NASA moves the space shuttle Discovery from its seaside launch pad to replace its fuel tank, in preparation for the first shuttle launch since the 2003 Columbia accident.
Space shuttle Discovery moves back to the Vehicle Assembly Building at Cape Canaveral
The space shuttle Discovery sits atop the crawler transporter for its trip back to the Vehicle Assembly Building at NASA's Kennedy Space Center on Thursday.Charles W Luzier / Reuters
/ Source: msnbc.com news services

The space shuttle Discovery completed a nearly 10-hour trek back to the hangar Thursday to have a new and safer fuel tank installed, along with a heater to prevent a dangerous buildup of ice on its surface.

The spacecraft is being readied for liftoff in mid-July on the first shuttle flight since the Columbia disaster 2½ years ago.

Discovery was already on the launch pad when NASA concluded that the ice that forms on the external tank when it is filled with super-cold fuel could break off during liftoff and prove as lethal as the chunk of foam insulation that doomed Columbia. As a result, the agency decided to bring the shuttle back to the 52-story Vehicle Assembly Building.

Discovery was rolled away from the launch pad on a huge caterpillar-track platform, along a specially built road almost as wide as an eight-lane highway.

The journey, at a pace of less than 1 mph, had been expected to take six or seven hours, but the shuttle ground to a halt for 1½ hours when a bearing in the vehicle carrying it overheated.
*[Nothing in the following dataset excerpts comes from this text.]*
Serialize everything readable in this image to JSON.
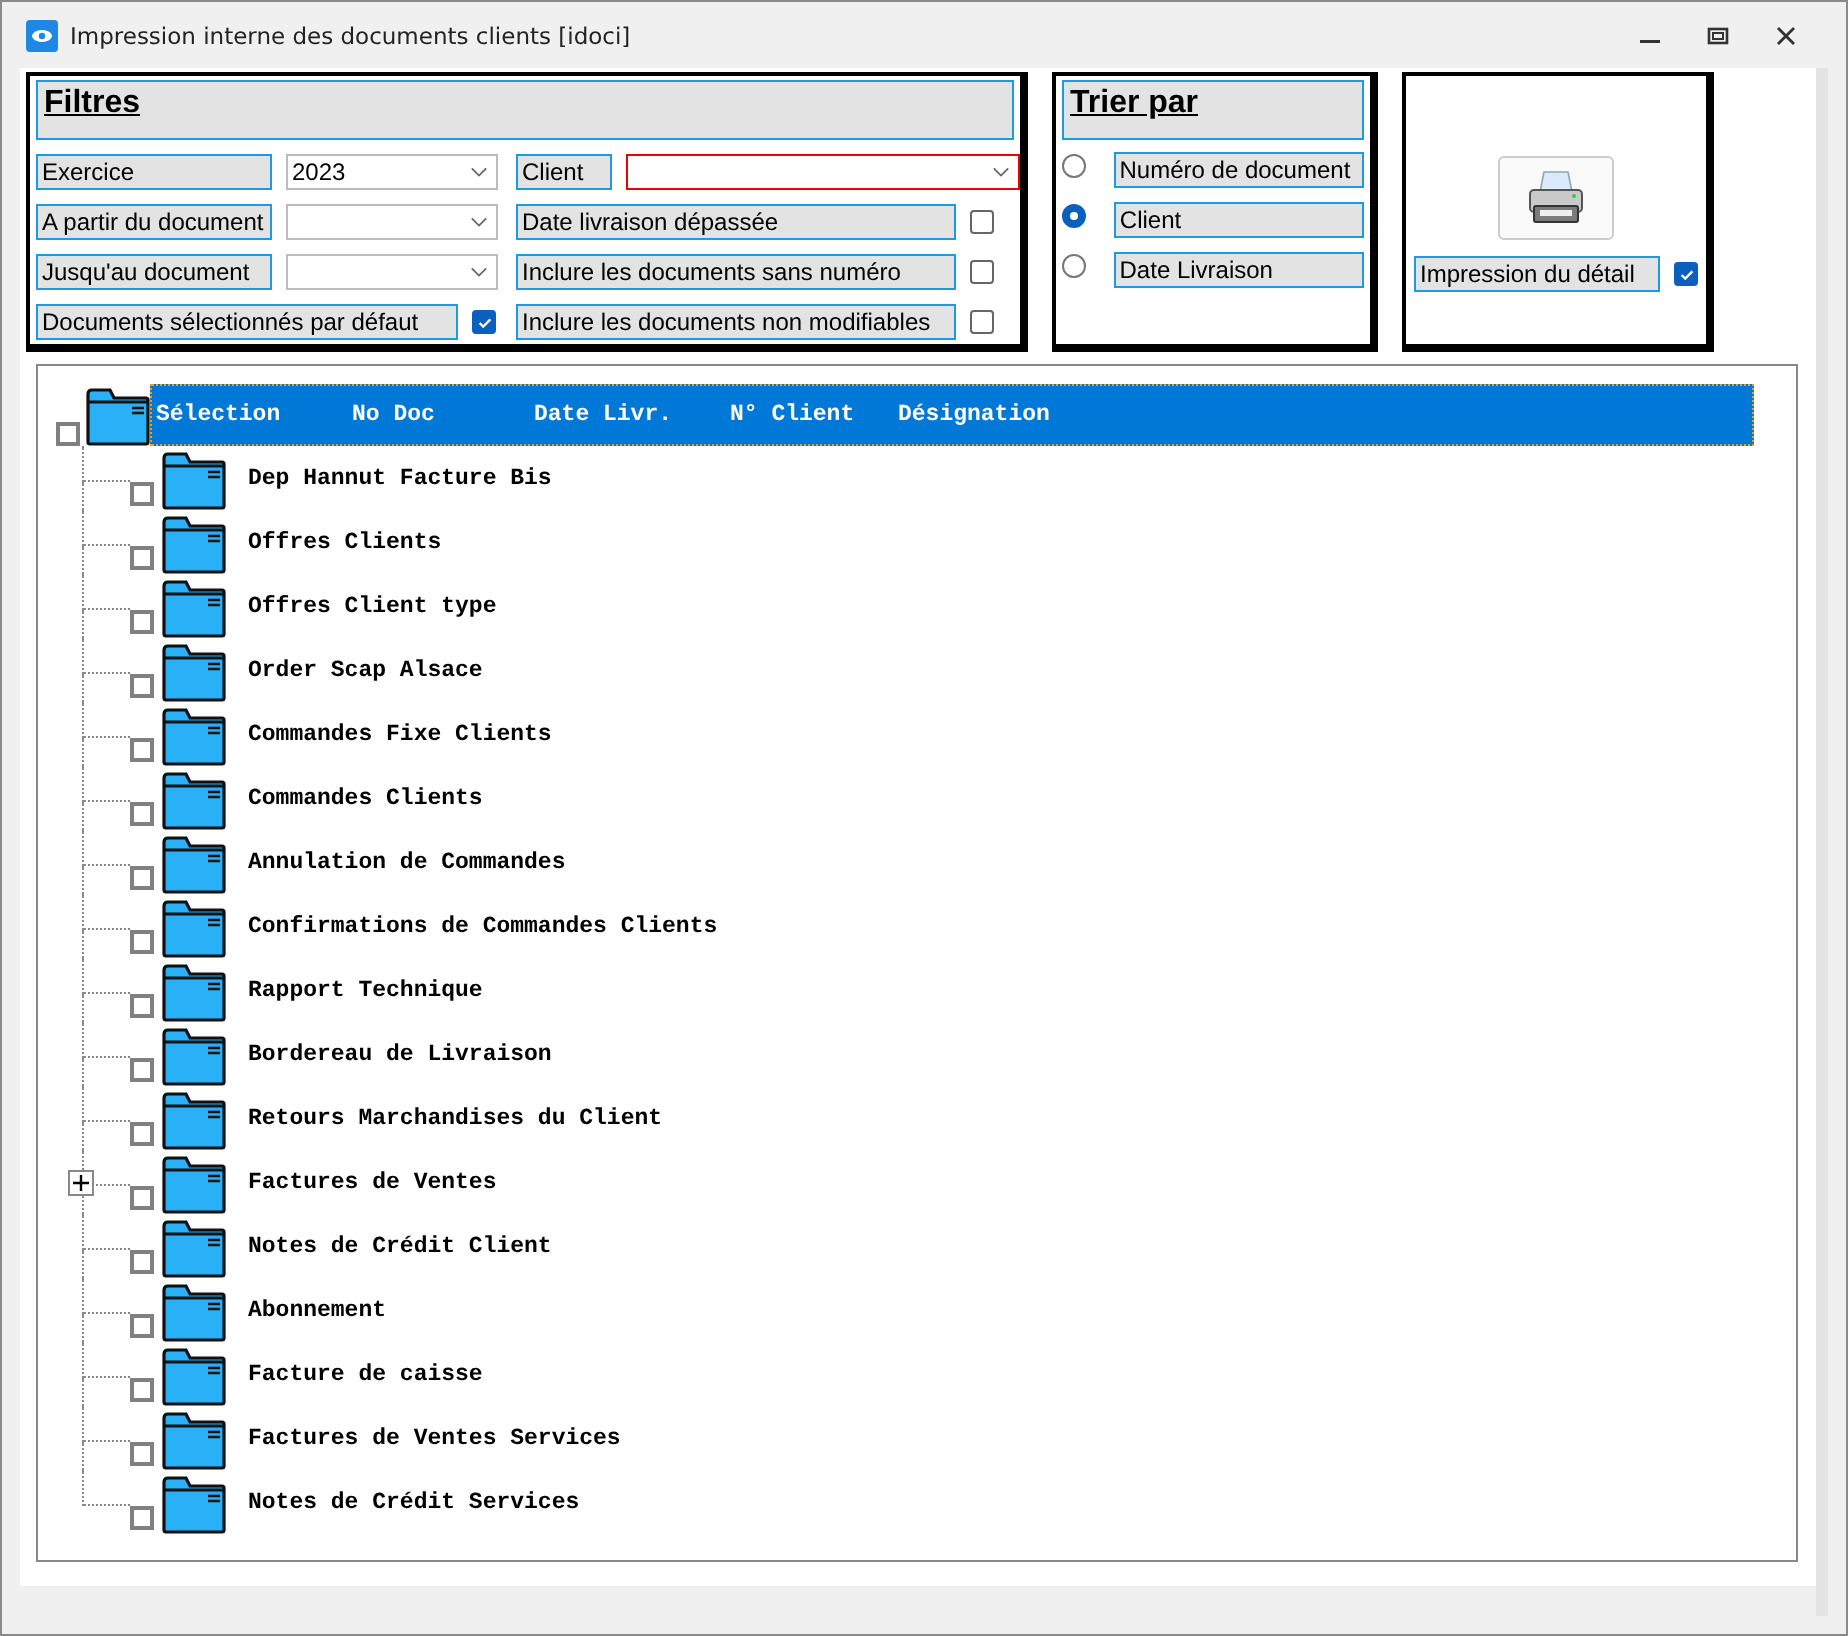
{
  "window": {
    "title": "Impression interne des documents clients [idoci]"
  },
  "filters": {
    "title": "Filtres",
    "items": [
      {
        "kind": "combo",
        "label": "Exercice",
        "value": "2023",
        "invalid": false
      },
      {
        "kind": "combo",
        "label": "Client",
        "invalid": true
      },
      {
        "kind": "combo",
        "label": "A partir du document",
        "invalid": false
      },
      {
        "kind": "check",
        "label": "Date livraison dépassée",
        "checked": false
      },
      {
        "kind": "combo",
        "label": "Jusqu'au document",
        "invalid": false
      },
      {
        "kind": "check",
        "label": "Inclure les documents sans numéro",
        "checked": false
      },
      {
        "kind": "check",
        "label": "Documents sélectionnés par défaut",
        "checked": true
      },
      {
        "kind": "check",
        "label": "Inclure les documents non modifiables",
        "checked": false
      }
    ]
  },
  "sort": {
    "title": "Trier par",
    "options": [
      {
        "label": "Numéro de document",
        "selected": false
      },
      {
        "label": "Client",
        "selected": true
      },
      {
        "label": "Date Livraison",
        "selected": false
      }
    ]
  },
  "print": {
    "label": "Impression du détail",
    "checked": true
  },
  "tree": {
    "root": {
      "checked": false,
      "selected": true,
      "columns": [
        "Sélection",
        "No Doc",
        "Date Livr.",
        "N° Client",
        "Désignation"
      ],
      "children": [
        {
          "label": "Dep Hannut Facture Bis",
          "checked": false,
          "collapsed": false
        },
        {
          "label": "Offres Clients",
          "checked": false,
          "collapsed": false
        },
        {
          "label": "Offres Client type",
          "checked": false,
          "collapsed": false
        },
        {
          "label": "Order Scap Alsace",
          "checked": false,
          "collapsed": false
        },
        {
          "label": "Commandes Fixe Clients",
          "checked": false,
          "collapsed": false
        },
        {
          "label": "Commandes Clients",
          "checked": false,
          "collapsed": false
        },
        {
          "label": "Annulation de Commandes",
          "checked": false,
          "collapsed": false
        },
        {
          "label": "Confirmations de Commandes Clients",
          "checked": false,
          "collapsed": false
        },
        {
          "label": "Rapport Technique",
          "checked": false,
          "collapsed": false
        },
        {
          "label": "Bordereau de Livraison",
          "checked": false,
          "collapsed": false
        },
        {
          "label": "Retours Marchandises du Client",
          "checked": false,
          "collapsed": false
        },
        {
          "label": "Factures de Ventes",
          "checked": false,
          "collapsed": true
        },
        {
          "label": "Notes de Crédit Client",
          "checked": false,
          "collapsed": false
        },
        {
          "label": "Abonnement",
          "checked": false,
          "collapsed": false
        },
        {
          "label": "Facture de caisse",
          "checked": false,
          "collapsed": false
        },
        {
          "label": "Factures de Ventes Services",
          "checked": false,
          "collapsed": false
        },
        {
          "label": "Notes de Crédit Services",
          "checked": false,
          "collapsed": false
        }
      ]
    }
  }
}
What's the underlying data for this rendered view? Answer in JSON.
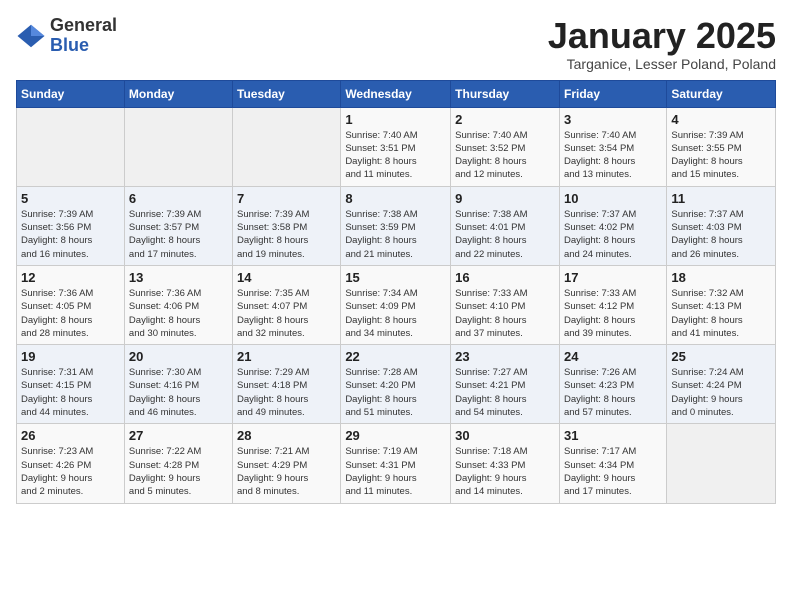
{
  "logo": {
    "general": "General",
    "blue": "Blue"
  },
  "title": "January 2025",
  "subtitle": "Targanice, Lesser Poland, Poland",
  "days_header": [
    "Sunday",
    "Monday",
    "Tuesday",
    "Wednesday",
    "Thursday",
    "Friday",
    "Saturday"
  ],
  "weeks": [
    [
      {
        "day": "",
        "info": ""
      },
      {
        "day": "",
        "info": ""
      },
      {
        "day": "",
        "info": ""
      },
      {
        "day": "1",
        "info": "Sunrise: 7:40 AM\nSunset: 3:51 PM\nDaylight: 8 hours\nand 11 minutes."
      },
      {
        "day": "2",
        "info": "Sunrise: 7:40 AM\nSunset: 3:52 PM\nDaylight: 8 hours\nand 12 minutes."
      },
      {
        "day": "3",
        "info": "Sunrise: 7:40 AM\nSunset: 3:54 PM\nDaylight: 8 hours\nand 13 minutes."
      },
      {
        "day": "4",
        "info": "Sunrise: 7:39 AM\nSunset: 3:55 PM\nDaylight: 8 hours\nand 15 minutes."
      }
    ],
    [
      {
        "day": "5",
        "info": "Sunrise: 7:39 AM\nSunset: 3:56 PM\nDaylight: 8 hours\nand 16 minutes."
      },
      {
        "day": "6",
        "info": "Sunrise: 7:39 AM\nSunset: 3:57 PM\nDaylight: 8 hours\nand 17 minutes."
      },
      {
        "day": "7",
        "info": "Sunrise: 7:39 AM\nSunset: 3:58 PM\nDaylight: 8 hours\nand 19 minutes."
      },
      {
        "day": "8",
        "info": "Sunrise: 7:38 AM\nSunset: 3:59 PM\nDaylight: 8 hours\nand 21 minutes."
      },
      {
        "day": "9",
        "info": "Sunrise: 7:38 AM\nSunset: 4:01 PM\nDaylight: 8 hours\nand 22 minutes."
      },
      {
        "day": "10",
        "info": "Sunrise: 7:37 AM\nSunset: 4:02 PM\nDaylight: 8 hours\nand 24 minutes."
      },
      {
        "day": "11",
        "info": "Sunrise: 7:37 AM\nSunset: 4:03 PM\nDaylight: 8 hours\nand 26 minutes."
      }
    ],
    [
      {
        "day": "12",
        "info": "Sunrise: 7:36 AM\nSunset: 4:05 PM\nDaylight: 8 hours\nand 28 minutes."
      },
      {
        "day": "13",
        "info": "Sunrise: 7:36 AM\nSunset: 4:06 PM\nDaylight: 8 hours\nand 30 minutes."
      },
      {
        "day": "14",
        "info": "Sunrise: 7:35 AM\nSunset: 4:07 PM\nDaylight: 8 hours\nand 32 minutes."
      },
      {
        "day": "15",
        "info": "Sunrise: 7:34 AM\nSunset: 4:09 PM\nDaylight: 8 hours\nand 34 minutes."
      },
      {
        "day": "16",
        "info": "Sunrise: 7:33 AM\nSunset: 4:10 PM\nDaylight: 8 hours\nand 37 minutes."
      },
      {
        "day": "17",
        "info": "Sunrise: 7:33 AM\nSunset: 4:12 PM\nDaylight: 8 hours\nand 39 minutes."
      },
      {
        "day": "18",
        "info": "Sunrise: 7:32 AM\nSunset: 4:13 PM\nDaylight: 8 hours\nand 41 minutes."
      }
    ],
    [
      {
        "day": "19",
        "info": "Sunrise: 7:31 AM\nSunset: 4:15 PM\nDaylight: 8 hours\nand 44 minutes."
      },
      {
        "day": "20",
        "info": "Sunrise: 7:30 AM\nSunset: 4:16 PM\nDaylight: 8 hours\nand 46 minutes."
      },
      {
        "day": "21",
        "info": "Sunrise: 7:29 AM\nSunset: 4:18 PM\nDaylight: 8 hours\nand 49 minutes."
      },
      {
        "day": "22",
        "info": "Sunrise: 7:28 AM\nSunset: 4:20 PM\nDaylight: 8 hours\nand 51 minutes."
      },
      {
        "day": "23",
        "info": "Sunrise: 7:27 AM\nSunset: 4:21 PM\nDaylight: 8 hours\nand 54 minutes."
      },
      {
        "day": "24",
        "info": "Sunrise: 7:26 AM\nSunset: 4:23 PM\nDaylight: 8 hours\nand 57 minutes."
      },
      {
        "day": "25",
        "info": "Sunrise: 7:24 AM\nSunset: 4:24 PM\nDaylight: 9 hours\nand 0 minutes."
      }
    ],
    [
      {
        "day": "26",
        "info": "Sunrise: 7:23 AM\nSunset: 4:26 PM\nDaylight: 9 hours\nand 2 minutes."
      },
      {
        "day": "27",
        "info": "Sunrise: 7:22 AM\nSunset: 4:28 PM\nDaylight: 9 hours\nand 5 minutes."
      },
      {
        "day": "28",
        "info": "Sunrise: 7:21 AM\nSunset: 4:29 PM\nDaylight: 9 hours\nand 8 minutes."
      },
      {
        "day": "29",
        "info": "Sunrise: 7:19 AM\nSunset: 4:31 PM\nDaylight: 9 hours\nand 11 minutes."
      },
      {
        "day": "30",
        "info": "Sunrise: 7:18 AM\nSunset: 4:33 PM\nDaylight: 9 hours\nand 14 minutes."
      },
      {
        "day": "31",
        "info": "Sunrise: 7:17 AM\nSunset: 4:34 PM\nDaylight: 9 hours\nand 17 minutes."
      },
      {
        "day": "",
        "info": ""
      }
    ]
  ]
}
The trip resumed at a slower pace after workers let the bearing cool down and packed it with grease.

The rollback of Discovery to the assembly building was postponed by two days so workers could inspect it for any landing gear cracks of the sort discovered on space shuttle Atlantis. But no cracks were found, NASA said.

NASA planned to begin work next week to remove the shuttle from its external fuel tank and solid rocket boosters. The orbiter will then be paired with another tank and booster set, which originally had been earmarked for Atlantis, the shuttle scheduled to fly after Discovery.

Atlantis' tank already had been partially prepared for the new heater. Discovery's tank will be outfitted with an additional heater as well, then used on a future mission.